Start ins grüne Arbeitsleben
Vier neue Azubis im Wald um Wolfenbüttel unterwegs
(Cremlingen) Anfang August 2026 haben vier neue Forstwirt-Azubis im Forstamt Wolfenbüttel der Niedersächsischen Landesforsten ihre Ausbildung begonnen. Vom Ausbildungszentrum „Sickter Wald“ aus lernen sie in den kommenden Jahren sowohl die Vielfalt des Berufs mit seinen praktischen Anforderungen als auch die Vielfalt des Waldes als Lebens-, Wirtschafts- und Erholungsraum kennen. Denn wie kaum eine andere Berufsgruppe arbeiten Forstwirtinnen und Forstwirte gleichermaßen im Takt von Motorsäge und Natur.
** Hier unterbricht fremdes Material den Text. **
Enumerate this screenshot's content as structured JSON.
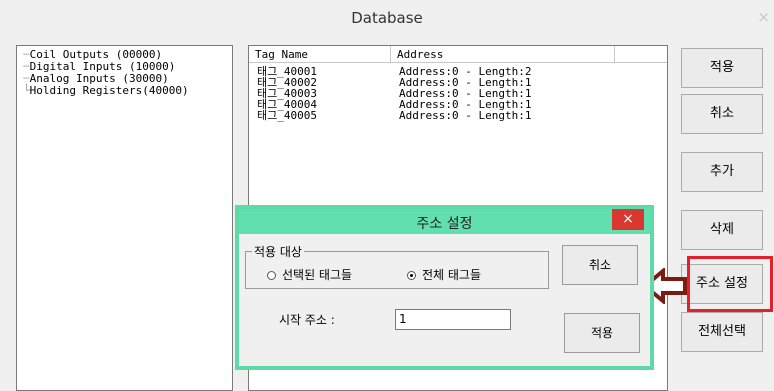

Nichts für Schreibtischtäter, sondern Frischluftfanatiker
Mit dem Start der Ausbildungszeit am 01. August 2026 haben sich vier junge Männer für den grünen Beruf als Forstwirt entschieden. Philipp Schönherr, Vincent Bader, Tim Noel Jegel und Silas Buchholz haben bereits die ersten Tage ihrer Ausbildung hinter sich und starten damit in eine Zeit voller neuer Erfahrungen. „Was die Arbeit als Forstwirtin oder Forstwirt ausmacht? Dass man eigentlich stets draußen unterwegs ist. Das ist nichts für Schreibtischtäter, sondern Frischluftfanatiker“, sagt Forstwirtschafts- und Ausbildungsmeister Maik Grimm. Er kümmert sich seit vielen Jahren um die Ausbildung angehender Forstwirtinnen und Forstwirte im Forstamt Wolfenbüttel der Niedersächsischen Landesforsten. Und er weiß, was den Beruf mitten im Grünen noch ausmacht: die vielfältigen Aufgaben. Denn Forstwirtinnen und Forstwirte fällen Bäume und stellen so den nachhaltigen Rohstoff Holz bereit, aber sie pflanzen auch neue Bäume und kümmern sich um deren Pflege und Entwicklung hin zu einem stabilen Waldbestand. Darüber hinaus schneiden sie besondere Lebensräume wie Kalkmagerrasen frei, bauen Zäune zum Schutz junger Bäume, gestalten Teiche für den Wasserrückhalt im Wald aus und bauen Erholungseinrichtungen.
Der Arbeitsalltag bewegt sich einerseits im surrenden Takt von Arbeitsgeräten wie der Motorsäge und andererseits im von der Natur vorgegebenen Rhythmus des Waldes. Das Fällen einer Buche kann beispielsweise je nach Waldort und Wetter ganz unterschiedlich sein. Ist es im Winter vereist und rutschig, gelten andere Arbeitsabläufe, als wenn im Sommer ein noch grün belaubter Baum für die Verkehrssicherheit gefällt werden muss.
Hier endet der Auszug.